RBC Capital Markets analyst Mark Sue on Friday cut his price target for Motorola Mobility stock to $33 from his previous target of $38. Sue also lowered his first and second-quarter sales and revenue forecasts, citing increased competition and slow sales of Motorola’s XOOM tablet. Motorola anticipated a rough first quarter when it reported fourth-quarter and full-year 2010 earnings in January, but Sue now believes earlier estimates were still high. He notes increased competition from devices like the HTC ThunderBolt at key carrier partner Verizon Wireless in revising his first-quarter device sales estimate down to 9.2 million units from 9.9 million. Sue also shaved $100 million from his first-quarter revenue forecast, which now sits at $3 billion. In the second quarter, Sue now sees Motorola selling 10.5 million devices, which includes only 300,000 Motorola XOOM tablets — down from his earlier estimate of 400,000 XOOMs and 10.9 million total devices. Motorola anticipates a net loss of between $26 and $62 million in the first quarter of 2011.

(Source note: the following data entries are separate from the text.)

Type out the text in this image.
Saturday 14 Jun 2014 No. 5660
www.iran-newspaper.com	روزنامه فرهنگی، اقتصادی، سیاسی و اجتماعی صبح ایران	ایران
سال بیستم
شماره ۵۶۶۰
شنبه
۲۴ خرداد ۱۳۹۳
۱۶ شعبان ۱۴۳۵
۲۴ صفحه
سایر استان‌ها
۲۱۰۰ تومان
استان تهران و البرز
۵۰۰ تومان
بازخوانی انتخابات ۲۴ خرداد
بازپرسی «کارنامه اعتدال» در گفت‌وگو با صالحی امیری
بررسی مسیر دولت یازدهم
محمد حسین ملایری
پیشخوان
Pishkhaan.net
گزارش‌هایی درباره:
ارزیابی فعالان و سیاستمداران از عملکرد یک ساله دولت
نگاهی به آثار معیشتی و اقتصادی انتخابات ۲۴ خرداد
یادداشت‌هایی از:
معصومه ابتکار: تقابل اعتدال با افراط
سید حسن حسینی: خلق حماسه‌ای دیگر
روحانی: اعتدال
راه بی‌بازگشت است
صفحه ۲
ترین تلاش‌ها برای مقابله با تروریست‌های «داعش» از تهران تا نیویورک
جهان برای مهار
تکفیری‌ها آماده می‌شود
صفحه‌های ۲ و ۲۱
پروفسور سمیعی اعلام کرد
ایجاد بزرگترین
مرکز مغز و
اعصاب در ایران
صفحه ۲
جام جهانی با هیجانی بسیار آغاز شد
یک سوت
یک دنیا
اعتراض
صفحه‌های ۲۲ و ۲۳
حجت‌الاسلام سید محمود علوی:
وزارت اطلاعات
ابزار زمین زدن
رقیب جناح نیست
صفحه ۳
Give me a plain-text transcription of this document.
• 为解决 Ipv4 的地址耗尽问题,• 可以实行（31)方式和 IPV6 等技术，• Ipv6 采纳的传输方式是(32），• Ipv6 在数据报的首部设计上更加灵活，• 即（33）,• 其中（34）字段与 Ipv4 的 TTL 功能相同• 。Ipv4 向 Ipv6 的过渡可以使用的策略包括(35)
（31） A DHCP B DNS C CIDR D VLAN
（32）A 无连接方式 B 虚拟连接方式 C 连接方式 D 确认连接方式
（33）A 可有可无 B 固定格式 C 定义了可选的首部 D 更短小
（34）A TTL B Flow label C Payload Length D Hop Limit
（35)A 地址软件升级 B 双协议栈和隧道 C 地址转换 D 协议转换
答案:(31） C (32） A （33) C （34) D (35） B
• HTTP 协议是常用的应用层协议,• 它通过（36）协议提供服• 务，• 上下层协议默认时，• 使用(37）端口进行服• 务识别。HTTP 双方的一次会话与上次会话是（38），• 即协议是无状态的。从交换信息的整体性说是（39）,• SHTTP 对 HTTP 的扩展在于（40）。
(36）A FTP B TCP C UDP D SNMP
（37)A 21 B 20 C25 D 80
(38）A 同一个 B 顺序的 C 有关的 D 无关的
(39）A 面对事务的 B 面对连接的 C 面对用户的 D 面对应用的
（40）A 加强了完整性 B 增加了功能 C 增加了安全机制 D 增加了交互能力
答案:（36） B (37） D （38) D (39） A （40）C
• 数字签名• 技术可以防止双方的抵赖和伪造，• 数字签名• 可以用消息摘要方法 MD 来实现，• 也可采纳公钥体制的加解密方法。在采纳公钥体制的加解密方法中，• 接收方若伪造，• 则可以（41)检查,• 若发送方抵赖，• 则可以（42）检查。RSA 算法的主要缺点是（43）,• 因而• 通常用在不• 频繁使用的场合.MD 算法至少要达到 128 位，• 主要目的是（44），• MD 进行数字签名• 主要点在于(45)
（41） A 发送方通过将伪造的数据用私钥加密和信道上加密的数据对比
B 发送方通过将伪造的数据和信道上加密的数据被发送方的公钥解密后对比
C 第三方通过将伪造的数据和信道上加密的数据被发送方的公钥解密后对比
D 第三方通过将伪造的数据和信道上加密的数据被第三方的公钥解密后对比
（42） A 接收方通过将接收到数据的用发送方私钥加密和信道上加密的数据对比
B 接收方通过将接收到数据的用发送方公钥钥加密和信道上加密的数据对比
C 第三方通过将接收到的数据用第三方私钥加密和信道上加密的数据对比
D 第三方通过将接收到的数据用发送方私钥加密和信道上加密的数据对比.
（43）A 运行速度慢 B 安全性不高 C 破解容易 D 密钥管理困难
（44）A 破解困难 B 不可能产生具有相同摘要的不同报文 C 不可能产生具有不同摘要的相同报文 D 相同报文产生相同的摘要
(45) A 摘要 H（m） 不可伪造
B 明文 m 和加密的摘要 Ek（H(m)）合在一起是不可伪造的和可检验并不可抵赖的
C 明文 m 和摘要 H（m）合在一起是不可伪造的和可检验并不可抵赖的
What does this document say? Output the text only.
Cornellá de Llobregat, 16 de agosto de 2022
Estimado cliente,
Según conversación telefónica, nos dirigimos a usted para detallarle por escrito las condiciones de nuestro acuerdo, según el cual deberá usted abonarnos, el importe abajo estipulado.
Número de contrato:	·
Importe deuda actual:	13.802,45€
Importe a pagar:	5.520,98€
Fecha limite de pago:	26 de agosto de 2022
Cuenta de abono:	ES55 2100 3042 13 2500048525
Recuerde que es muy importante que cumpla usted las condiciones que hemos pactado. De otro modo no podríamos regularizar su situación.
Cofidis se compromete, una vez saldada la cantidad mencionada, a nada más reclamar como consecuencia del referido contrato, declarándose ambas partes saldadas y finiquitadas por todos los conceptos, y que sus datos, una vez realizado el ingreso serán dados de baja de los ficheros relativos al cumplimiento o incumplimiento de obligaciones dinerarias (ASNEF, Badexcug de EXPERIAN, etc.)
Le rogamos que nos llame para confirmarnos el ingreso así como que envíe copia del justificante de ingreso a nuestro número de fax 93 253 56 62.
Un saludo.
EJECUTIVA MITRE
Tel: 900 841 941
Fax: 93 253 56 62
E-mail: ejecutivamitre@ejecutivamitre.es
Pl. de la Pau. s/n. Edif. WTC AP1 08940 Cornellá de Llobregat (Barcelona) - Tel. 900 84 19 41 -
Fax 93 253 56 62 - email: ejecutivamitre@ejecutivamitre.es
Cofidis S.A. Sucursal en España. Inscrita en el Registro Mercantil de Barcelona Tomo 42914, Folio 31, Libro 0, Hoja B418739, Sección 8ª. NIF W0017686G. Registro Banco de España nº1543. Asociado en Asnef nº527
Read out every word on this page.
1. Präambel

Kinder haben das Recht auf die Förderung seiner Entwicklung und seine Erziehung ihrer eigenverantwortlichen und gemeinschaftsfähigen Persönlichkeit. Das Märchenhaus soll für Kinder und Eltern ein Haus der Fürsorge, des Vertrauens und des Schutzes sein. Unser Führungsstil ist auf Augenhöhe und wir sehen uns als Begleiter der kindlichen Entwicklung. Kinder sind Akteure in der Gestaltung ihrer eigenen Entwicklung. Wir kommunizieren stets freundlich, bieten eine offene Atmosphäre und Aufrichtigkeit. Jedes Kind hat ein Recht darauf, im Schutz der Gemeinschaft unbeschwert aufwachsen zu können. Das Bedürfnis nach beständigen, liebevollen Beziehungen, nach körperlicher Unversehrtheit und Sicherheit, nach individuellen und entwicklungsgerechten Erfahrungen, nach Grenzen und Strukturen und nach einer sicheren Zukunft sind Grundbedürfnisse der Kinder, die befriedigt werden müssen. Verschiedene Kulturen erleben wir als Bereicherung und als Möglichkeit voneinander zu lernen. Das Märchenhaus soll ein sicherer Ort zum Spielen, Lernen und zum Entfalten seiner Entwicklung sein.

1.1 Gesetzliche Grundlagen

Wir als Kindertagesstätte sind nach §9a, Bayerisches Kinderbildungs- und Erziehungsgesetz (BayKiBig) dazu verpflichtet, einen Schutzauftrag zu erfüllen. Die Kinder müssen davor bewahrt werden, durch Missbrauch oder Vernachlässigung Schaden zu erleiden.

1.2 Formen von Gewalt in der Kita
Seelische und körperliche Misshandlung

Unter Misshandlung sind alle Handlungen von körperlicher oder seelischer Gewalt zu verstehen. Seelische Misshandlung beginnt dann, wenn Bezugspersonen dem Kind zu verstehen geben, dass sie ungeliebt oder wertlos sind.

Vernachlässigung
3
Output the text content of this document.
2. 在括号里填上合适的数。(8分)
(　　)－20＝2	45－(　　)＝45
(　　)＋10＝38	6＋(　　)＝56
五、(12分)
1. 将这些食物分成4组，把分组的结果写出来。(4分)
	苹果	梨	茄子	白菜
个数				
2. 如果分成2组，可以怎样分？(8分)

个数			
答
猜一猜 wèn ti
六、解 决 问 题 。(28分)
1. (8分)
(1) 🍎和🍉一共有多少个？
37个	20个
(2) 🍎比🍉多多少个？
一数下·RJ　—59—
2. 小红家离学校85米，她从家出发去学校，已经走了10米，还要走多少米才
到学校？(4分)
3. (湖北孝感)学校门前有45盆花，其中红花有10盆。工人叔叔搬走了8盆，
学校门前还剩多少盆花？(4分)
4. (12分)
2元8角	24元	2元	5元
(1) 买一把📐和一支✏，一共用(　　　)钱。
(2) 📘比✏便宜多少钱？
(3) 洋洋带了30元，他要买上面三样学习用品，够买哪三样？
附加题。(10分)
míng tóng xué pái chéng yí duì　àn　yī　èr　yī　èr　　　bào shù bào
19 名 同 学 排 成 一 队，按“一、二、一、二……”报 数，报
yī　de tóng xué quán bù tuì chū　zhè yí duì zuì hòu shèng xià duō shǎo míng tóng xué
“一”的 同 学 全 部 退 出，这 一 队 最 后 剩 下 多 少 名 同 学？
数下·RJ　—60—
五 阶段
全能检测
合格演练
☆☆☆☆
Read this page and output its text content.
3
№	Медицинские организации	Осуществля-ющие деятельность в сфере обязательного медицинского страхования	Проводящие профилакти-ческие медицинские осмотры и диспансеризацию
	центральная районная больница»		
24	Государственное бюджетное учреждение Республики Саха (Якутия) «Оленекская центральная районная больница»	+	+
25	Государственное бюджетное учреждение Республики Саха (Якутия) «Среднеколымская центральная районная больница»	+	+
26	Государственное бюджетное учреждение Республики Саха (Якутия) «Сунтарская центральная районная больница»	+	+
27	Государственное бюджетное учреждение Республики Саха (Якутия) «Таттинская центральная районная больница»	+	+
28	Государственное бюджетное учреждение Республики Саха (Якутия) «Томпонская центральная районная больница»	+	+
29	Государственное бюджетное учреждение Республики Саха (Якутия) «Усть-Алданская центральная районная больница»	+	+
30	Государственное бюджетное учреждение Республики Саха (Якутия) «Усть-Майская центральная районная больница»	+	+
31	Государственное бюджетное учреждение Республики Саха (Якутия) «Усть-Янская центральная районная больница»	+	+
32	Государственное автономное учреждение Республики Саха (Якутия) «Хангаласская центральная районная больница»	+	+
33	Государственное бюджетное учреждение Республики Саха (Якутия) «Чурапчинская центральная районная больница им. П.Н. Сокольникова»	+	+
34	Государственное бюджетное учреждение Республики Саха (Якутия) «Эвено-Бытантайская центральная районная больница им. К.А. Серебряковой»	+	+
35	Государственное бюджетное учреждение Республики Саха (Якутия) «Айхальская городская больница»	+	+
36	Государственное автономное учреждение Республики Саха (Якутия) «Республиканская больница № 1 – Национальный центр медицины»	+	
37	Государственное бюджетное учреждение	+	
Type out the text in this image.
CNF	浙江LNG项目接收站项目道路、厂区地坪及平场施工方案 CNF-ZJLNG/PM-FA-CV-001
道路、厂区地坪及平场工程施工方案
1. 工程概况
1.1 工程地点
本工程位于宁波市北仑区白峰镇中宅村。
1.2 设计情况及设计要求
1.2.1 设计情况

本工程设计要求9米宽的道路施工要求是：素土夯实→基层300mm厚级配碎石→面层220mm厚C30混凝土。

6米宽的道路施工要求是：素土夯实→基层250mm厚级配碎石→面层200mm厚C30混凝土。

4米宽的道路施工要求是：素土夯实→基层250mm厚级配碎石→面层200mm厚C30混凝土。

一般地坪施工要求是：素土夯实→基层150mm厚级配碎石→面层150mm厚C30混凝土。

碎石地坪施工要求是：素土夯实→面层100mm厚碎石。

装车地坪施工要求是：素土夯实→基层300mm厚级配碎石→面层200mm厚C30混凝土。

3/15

In a note to investors on Monday, RBC Capital Markets Managing Director Mike Abramsky highlighted several implications surrounding AT&T’s acquisition of T-Mobile USA. Interestingly, RBC sees the merger as having the potential to provide various benefits to each of three staunch rivals — Apple, RIM and Google. For Apple, this deal will drastically increase the company’s addressable market for the iPhone, and could result in an additional 6 to 8 million iPhone subscribers over the next 2 to 3 years. Abramsky also notes that additional pressure could be put on Sprint to offer its own version of the iPhone, which would make the device available from all major U.S. carriers. For RIM, Abramsky writes that while T-Mobile only accounted for between 5 and 7% of RIM’s revenue in 2010, the company could potentially put more BlackBerry devices in the hands of users when devices that would normally be AT&T exclusives become available to T-Mobile’s 46 million subscribers. Finally, RBC’s note points out that while Google may be losing a strong Android partner in T-Mobile, AT&T has shown that it is now committed to Android as a platform, which could lead to better device selection moving forward for former T-Mobile subscribers. AT&T’s acquisition of T-Mobile is expected to close within the next 12 months, pending regulatory approval.